Wednesday, July 08, 2009


In his new, social encyclical, CARITAS IN VERITATE, Pope Benedict pays effusive tribute to his predecessor, Pope Paul VI, the pope who is seen as especially supportive of Archbishop Romero and his ministry in San Salvador. Romero himself said that Paul VI "confirmed me in the faith, in my service, in my joy to work and suffer with Christ, for the Church and for" the Salvadoran people. Romero cited Paul's own social encyclical, POPULORUM PROGRESSIO in sixteen different sermons over the three short years he was archbishop; and yesterday, Benedict called POPULORUM PROGRESSIO the most important papal statement on the Church's social doctrine of the 20th Century (Benedict called it "the RERUM NOVARUM" of our age, alluding to the first and most influential such document, by Leo XIII in the 19th Century).

In some respects, Benedict's high praise of Pope Montini was unexpected. Not because it did not demote political activism below charity as some observers have noted (though they are right that it reiterated the importance of the Church's prophetic role in public life), but because it seems to resurrect a papacy few would get excited about. The rap on Paul VI, fairly or unfairly, is that he was a Hamlet pope, lurching from progressive to conservative stances, without much keel, never pleasing either camp. Benedict's reverent fidelity to Pope Paul is reminiscent of Archbishop Romero's devotion to Pope Paul, who in his last pastoral letter recalled his visit to the new tomb of Paul VI and admired its simplicity. ("How I recalled by his tomb the warmth of his both hands grasping mine, little more than one year ago, to tell me of his concern and his love for our country, and to encourage me to accompany my people in their just grievances, so they would not stray to the paths of violance and hate").
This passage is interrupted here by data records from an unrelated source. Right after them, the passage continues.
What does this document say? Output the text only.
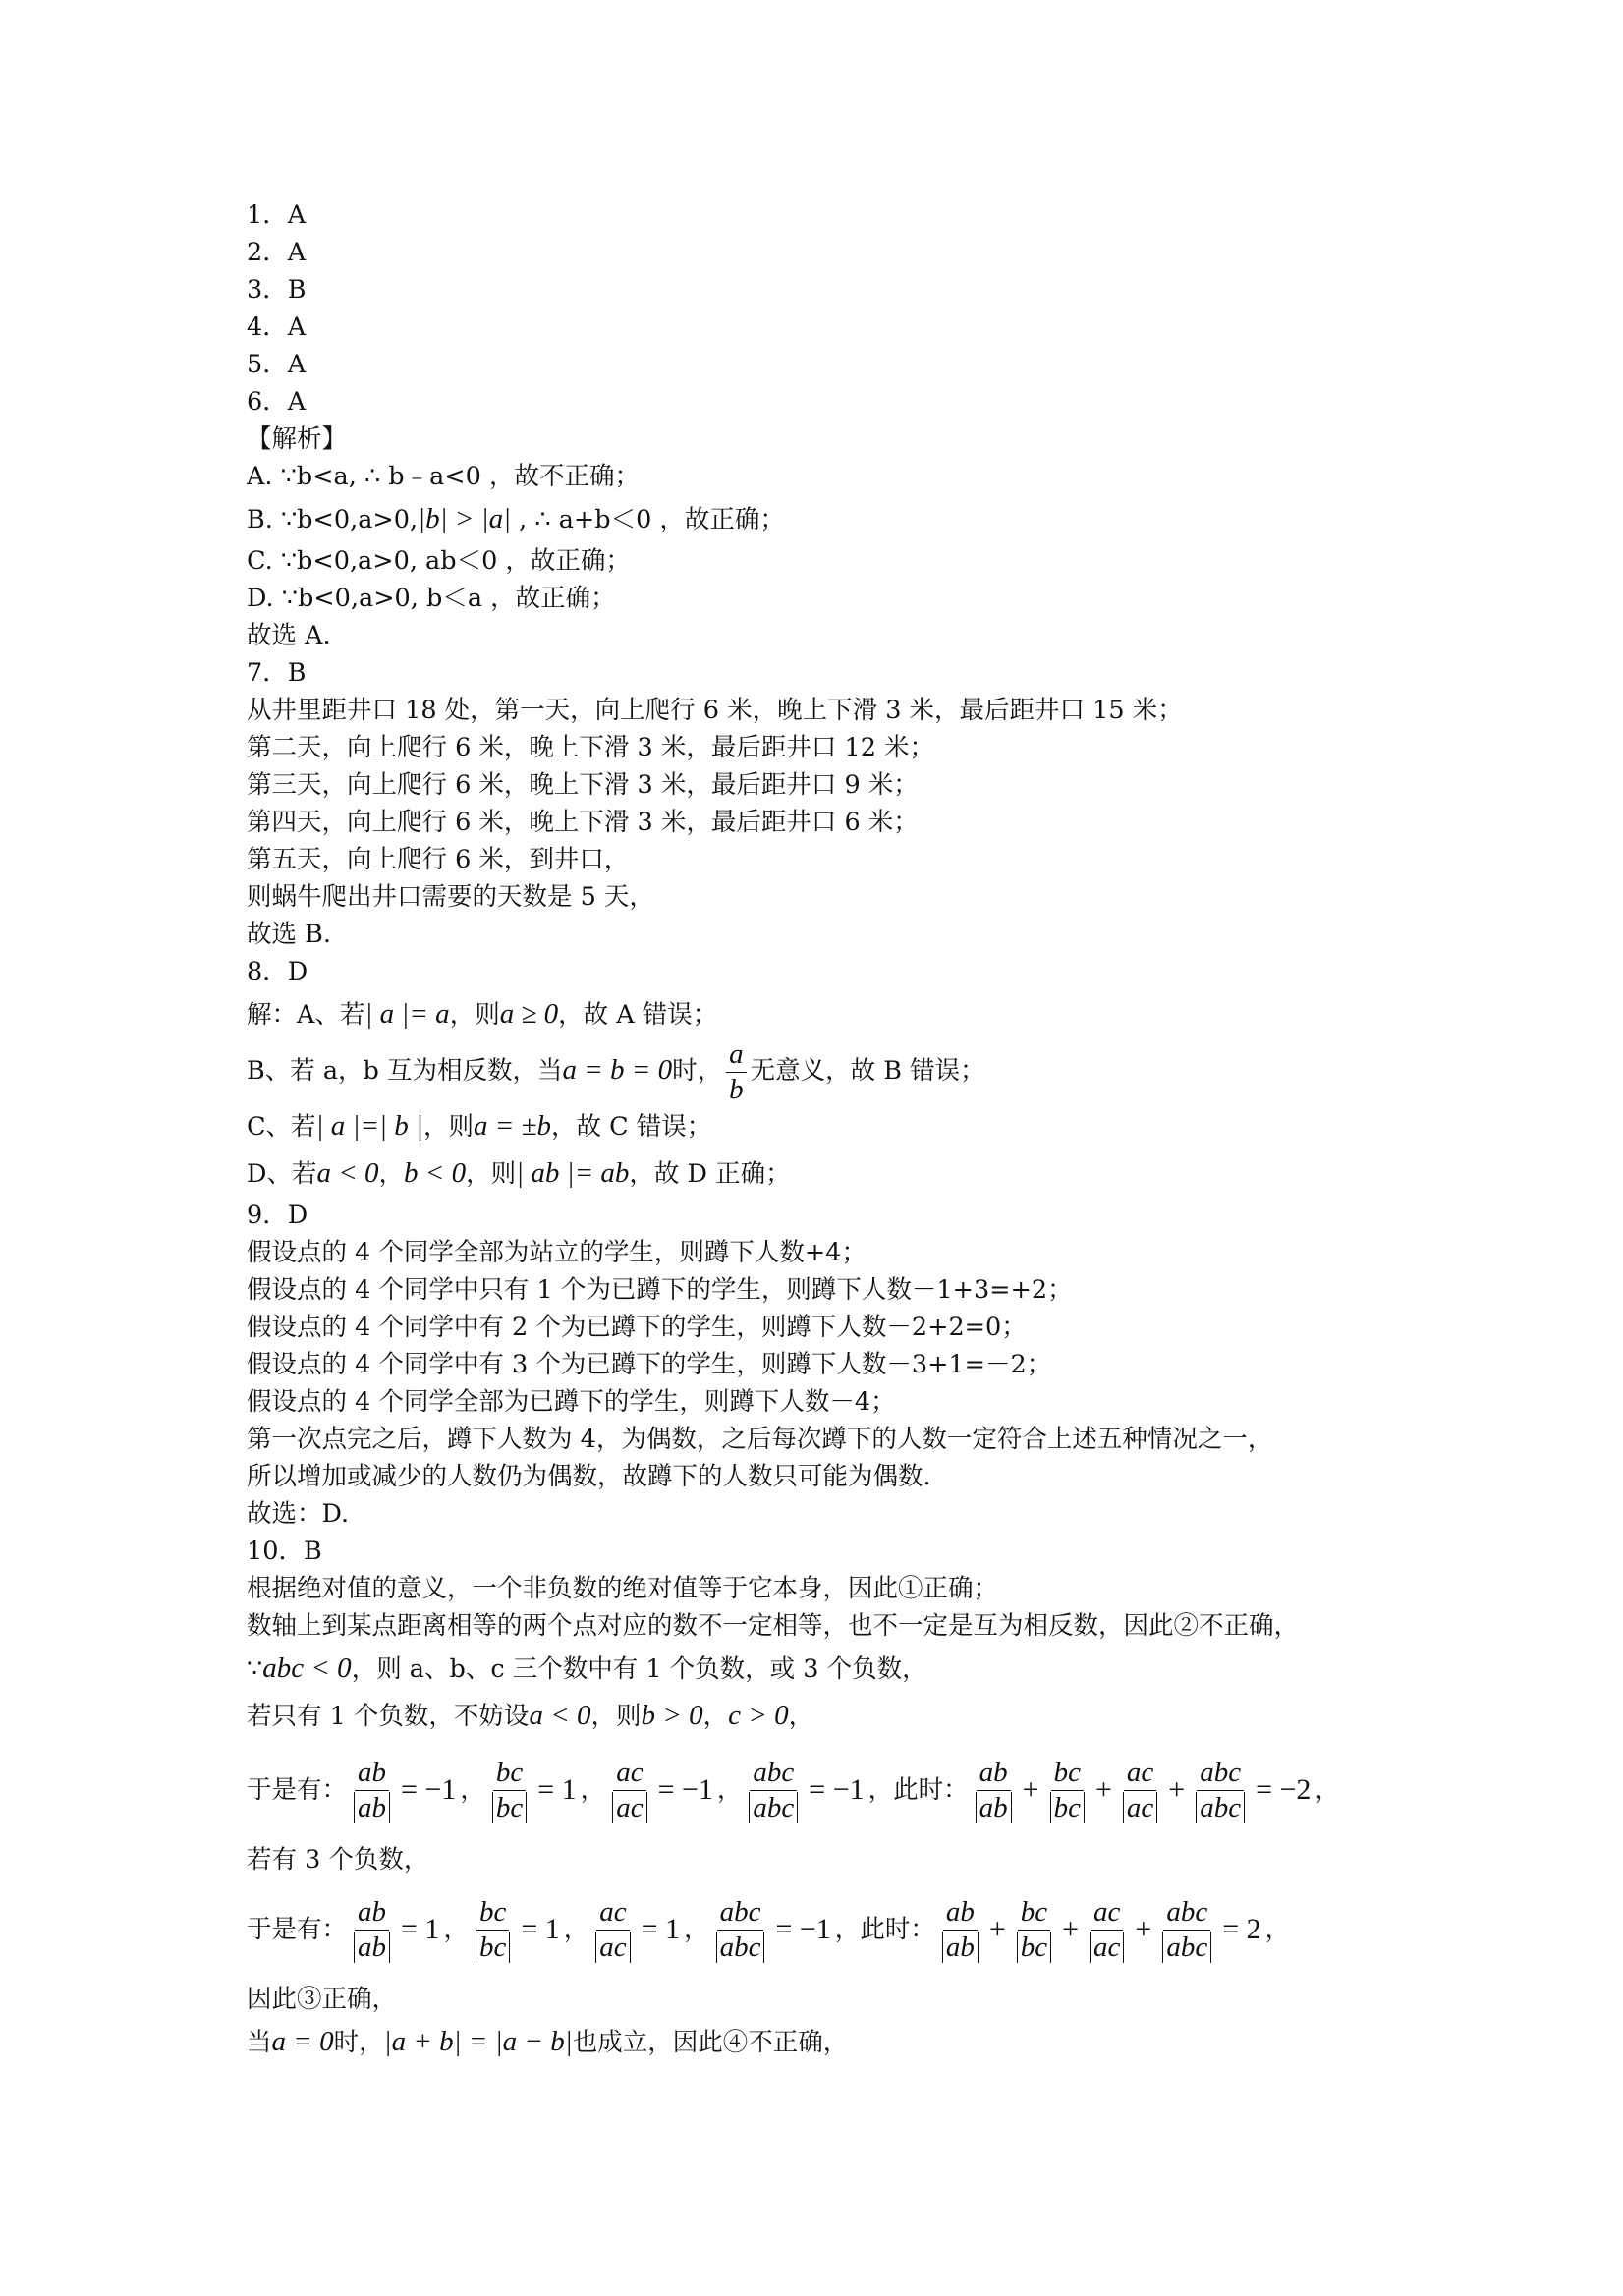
1．A
2．A
3．B
4．A
5．A
6．A
【解析】
A. ∵b<a, ∴ b﹣a<0 ，故不正确；
B. ∵b<0,a>0,|b| > |a| , ∴ a+b＜0 ，故正确；
C. ∵b<0,a>0, ab＜0 ，故正确；
D. ∵b<0,a>0, b＜a ，故正确；
故选 A.
7．B
从井里距井口 18 处，第一天，向上爬行 6 米，晚上下滑 3 米，最后距井口 15 米；
第二天，向上爬行 6 米，晚上下滑 3 米，最后距井口 12 米；
第三天，向上爬行 6 米，晚上下滑 3 米，最后距井口 9 米；
第四天，向上爬行 6 米，晚上下滑 3 米，最后距井口 6 米；
第五天，向上爬行 6 米，到井口，
则蜗牛爬出井口需要的天数是 5 天，
故选 B.
8．D
解：A、若| a |= a，则a ≥ 0，故 A 错误；
B、若 a，b 互为相反数，当a = b = 0时， $\frac{a}{b}$ 无意义，故 B 错误；
C、若| a |=| b |，则a = ±b，故 C 错误；
D、若a < 0，b < 0，则| ab |= ab，故 D 正确；
9．D
假设点的 4 个同学全部为站立的学生，则蹲下人数+4；
假设点的 4 个同学中只有 1 个为已蹲下的学生，则蹲下人数－1+3=+2；
假设点的 4 个同学中有 2 个为已蹲下的学生，则蹲下人数－2+2=0；
假设点的 4 个同学中有 3 个为已蹲下的学生，则蹲下人数－3+1=－2；
假设点的 4 个同学全部为已蹲下的学生，则蹲下人数－4；
第一次点完之后，蹲下人数为 4，为偶数，之后每次蹲下的人数一定符合上述五种情况之一，
所以增加或减少的人数仍为偶数，故蹲下的人数只可能为偶数.
故选：D.
10．B
根据绝对值的意义，一个非负数的绝对值等于它本身，因此①正确；
数轴上到某点距离相等的两个点对应的数不一定相等，也不一定是互为相反数，因此②不正确，
∵abc < 0，则 a、b、c 三个数中有 1 个负数，或 3 个负数，
若只有 1 个负数，不妨设a < 0，则b > 0，c > 0，
于是有： $\frac{ab}{ab} = -1$ ， $\frac{bc}{bc} = 1$ ， $\frac{ac}{ac} = -1$ ， $\frac{\text{abc}}{\text{abc}} = -1$ ， 此时： $\frac{ab}{ab} + \frac{bc}{bc} + \frac{ac}{ac} + \frac{\text{abc}}{\text{abc}} = -2$ ，
若有 3 个负数，
于是有： $\frac{ab}{ab} = 1$ ， $\frac{bc}{bc} = 1$ ， $\frac{ac}{ac} = 1$ ， $\frac{\text{abc}}{\text{abc}} = -1$ ， 此时： $\frac{ab}{ab} + \frac{bc}{bc} + \frac{ac}{ac} + \frac{\text{abc}}{\text{abc}} = 2$ ，
因此③正确，
当a = 0时，|a + b| = |a − b|也成立，因此④不正确，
In the very next paragraph, Romero praises the then-new pope, John Paul II, and one must only recall John Paul kneeling at Romero's grave, and Benedict saying he had "no doubt" that Romero deserved to be a saint to recognize a mutual loyalty among these men. In CARITAS IN VERITATE, Benedict also highlights John Paul's fidelity to Paul VI and to his encyclical, and part of this fidelity surely arises from the sincere dedication of these men to the Church. After all, we are talking about martyrs and popes! Another aspect to the mutual admiration surely is the generational affinity between Romero, Ratzinger and Wojtyla. Archbishop Romero was born in 1917, Karol Wojtyla was born in 1920, and Joseph Ratzinger was born in 1927. The three men grew up and worked as priests in the preConciliar period, and were called as bishops to implement the Second Vatican Council's reforms.
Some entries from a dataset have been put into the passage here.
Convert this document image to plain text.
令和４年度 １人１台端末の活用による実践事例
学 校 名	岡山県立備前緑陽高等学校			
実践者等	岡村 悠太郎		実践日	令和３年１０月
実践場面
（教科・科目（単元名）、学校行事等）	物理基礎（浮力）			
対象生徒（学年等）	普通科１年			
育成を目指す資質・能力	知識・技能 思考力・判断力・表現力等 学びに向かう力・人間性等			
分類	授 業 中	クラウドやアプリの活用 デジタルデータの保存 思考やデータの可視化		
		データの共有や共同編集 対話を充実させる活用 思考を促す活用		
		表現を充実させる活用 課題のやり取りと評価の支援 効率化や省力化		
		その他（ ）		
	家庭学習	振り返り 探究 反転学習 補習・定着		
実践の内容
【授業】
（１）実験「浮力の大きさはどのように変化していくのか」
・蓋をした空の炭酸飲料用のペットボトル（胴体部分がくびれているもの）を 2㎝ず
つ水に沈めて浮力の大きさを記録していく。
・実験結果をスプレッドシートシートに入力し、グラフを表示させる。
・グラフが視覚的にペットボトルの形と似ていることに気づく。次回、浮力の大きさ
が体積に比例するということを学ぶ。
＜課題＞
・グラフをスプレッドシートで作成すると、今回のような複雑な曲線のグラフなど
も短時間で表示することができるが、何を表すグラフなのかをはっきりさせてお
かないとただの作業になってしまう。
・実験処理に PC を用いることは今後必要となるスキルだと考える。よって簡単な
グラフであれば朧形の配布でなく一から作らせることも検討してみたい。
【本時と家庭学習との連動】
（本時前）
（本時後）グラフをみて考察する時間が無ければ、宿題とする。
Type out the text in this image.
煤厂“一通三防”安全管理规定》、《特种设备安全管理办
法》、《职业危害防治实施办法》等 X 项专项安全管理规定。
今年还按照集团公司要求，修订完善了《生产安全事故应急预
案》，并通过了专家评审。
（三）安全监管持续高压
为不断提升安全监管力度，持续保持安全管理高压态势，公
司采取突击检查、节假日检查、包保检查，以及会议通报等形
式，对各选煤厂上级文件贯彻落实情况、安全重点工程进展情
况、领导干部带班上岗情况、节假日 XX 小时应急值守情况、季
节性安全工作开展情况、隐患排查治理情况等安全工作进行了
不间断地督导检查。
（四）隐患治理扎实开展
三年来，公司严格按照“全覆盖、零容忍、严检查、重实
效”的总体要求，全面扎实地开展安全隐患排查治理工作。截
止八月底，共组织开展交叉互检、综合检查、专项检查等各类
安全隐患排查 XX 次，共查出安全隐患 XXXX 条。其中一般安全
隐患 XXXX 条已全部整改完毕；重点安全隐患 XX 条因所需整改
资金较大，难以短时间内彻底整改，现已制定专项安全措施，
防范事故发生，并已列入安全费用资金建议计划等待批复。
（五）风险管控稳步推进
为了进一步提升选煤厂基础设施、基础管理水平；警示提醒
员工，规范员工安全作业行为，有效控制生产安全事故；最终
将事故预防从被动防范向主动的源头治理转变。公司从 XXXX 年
And there is one other shared characteristic. All three were, in some way, proteges of Pope Paul. Pope Paul VI created Wojtyla and Ratzingers as cardinals, and he appointed Romero Archbishop of San Salvador. Born in 1897, twenty years before the first of the three were born Pope Montini was a fatherly figure to all. This outstanding brotherhood will one day be seen as powerful confirmation of Pope Paul's prophetic wisdom in selecting apostles and evangelizers for the Church, and seems to confirm Pope Benedict's instinct that the world was topsy turvy, while Giovanni Battista Montini was standing perfectly upright.